Bloomberg News: In France, the Senate voted for an abortion amendment to make abortion a constitutional “freedom,” following the lower chamber. 


ELSEWHERE

COURTS

A judge in Illinois on Wednesday ruled that Trump can be barred from the state’s primary ballot under section 3 of the 14th Amendment, also known as the “insurrection clause.” The order overrules a January determination from the Illinois State Board of Elections that the former president could remain eligible.
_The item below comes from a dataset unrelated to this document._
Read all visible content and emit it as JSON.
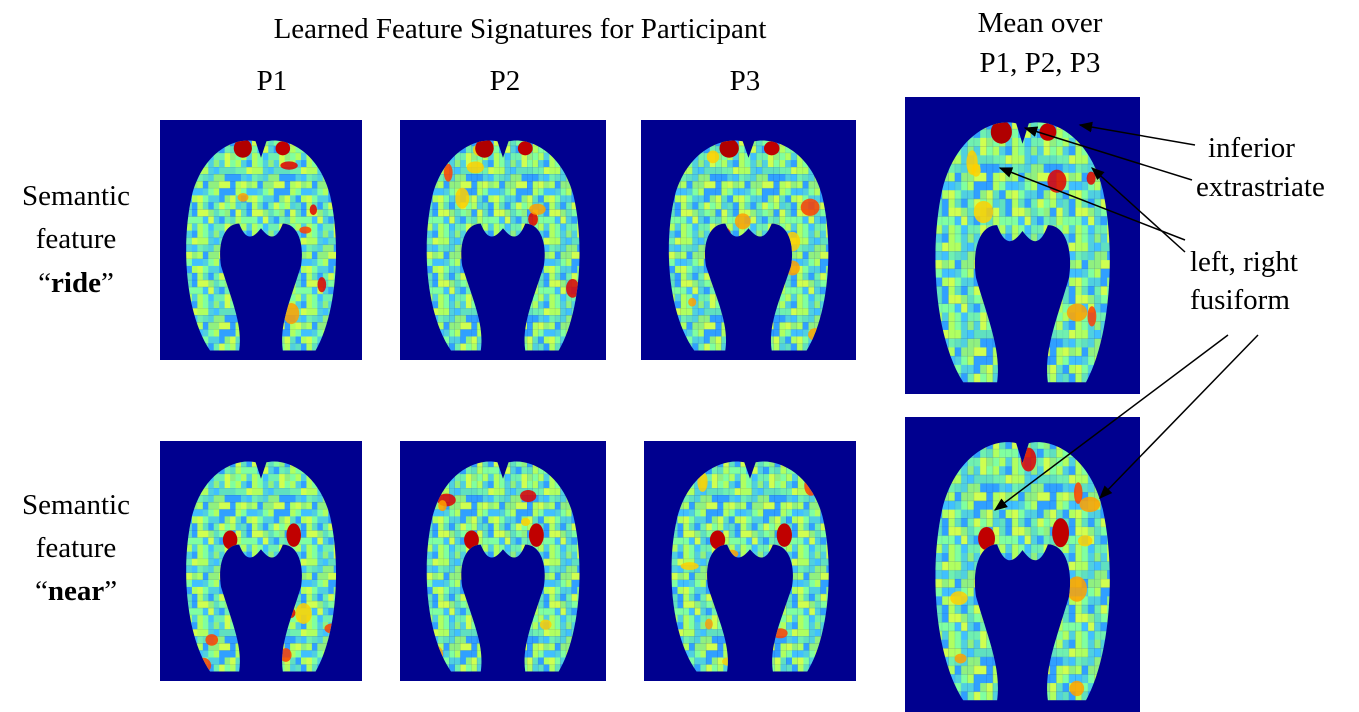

But Cook County Circuit Judge Tracie Porter placed an immediate stay on her decision until Friday “in anticipation of an appeal to the Illinois Appellate Court, First District, or the Illinois Supreme Court.” A Trump spokesperson on Wednesday announced an intent to appeal. The former president’s lawyers have filed the appeal, as well as a separate court filing asking the judge to clarify the length of the stay in place or to simply “enter an order staying the Judgment pending resolution of this case” (ABC News and Axios).

CNN: Here’s what to know about the timing of Trump’s election interference trial.

A federal judge in Texas on Thursday blocked a law in the state that would allow state and local police officers to arrest migrants who cross from Mexico without authorization, siding with the federal government in a legal showdown over immigration enforcement.


OPINION

■ Why the Supreme Court had to hear Trump’s case, by David B. Rivkin Jr. and Elizabeth Price Foley, opinion contributors, The Wall Street Journal.

■ The Supreme Court aids and abets Trump’s bid for delay, by Ruth Marcus, associate editor and columnist, The Washington Post.


THE CLOSER

© The Associated Press / NASA/JPL-Caltech via AP | Mars, as illustrated by NASA in 2021.

And finally … 👏👏👏 Kudos to the winners of this week’s Morning Report Quiz. With recent headlines and trivia about space travel in mind, readers formed a galaxy of savvy guessers.

Here’s who went 4/4: Lynn Gardner, Harry Strulovici, Mark Roeddiger, Jaina Mehta Buck, Mary Anne McEnery, Carmine Patracea, Peter Sprofera, Bob Hickerson, Linda L. Field, Patrick Kavanagh, Richard Baznik, Lou Tisler, Stan Wasser, Blair Marasco, Ned Sauthoff, Pam Manges, Phil Kirstein, Candi Cee, Chuck Schoenenberger, Terry Pflaumer, Laura Retaliata, Robert Bradley, Steve James, Jerry LaCamera, Luther Berg, Shyam Bhakta, Jose A. Ramos, Jack Barshay and Jeremy Serwer. 

They knew that moon lander Odysseus, created by Houston’s Intuitive Machines, was briefly a U.S. success after reaching the lunar surface Feb. 22, but then it toppled on its side.

Former Sen. Buckner Thruston of Kentucky was never an astronaut. He served from 1805 to 1809. 

Virgin Galactic last year charged $450,000 for a passenger to travel to the edge of space and back.

You would need about nine months to make a journey from Earth to Mars, based on current technology, according to NASA.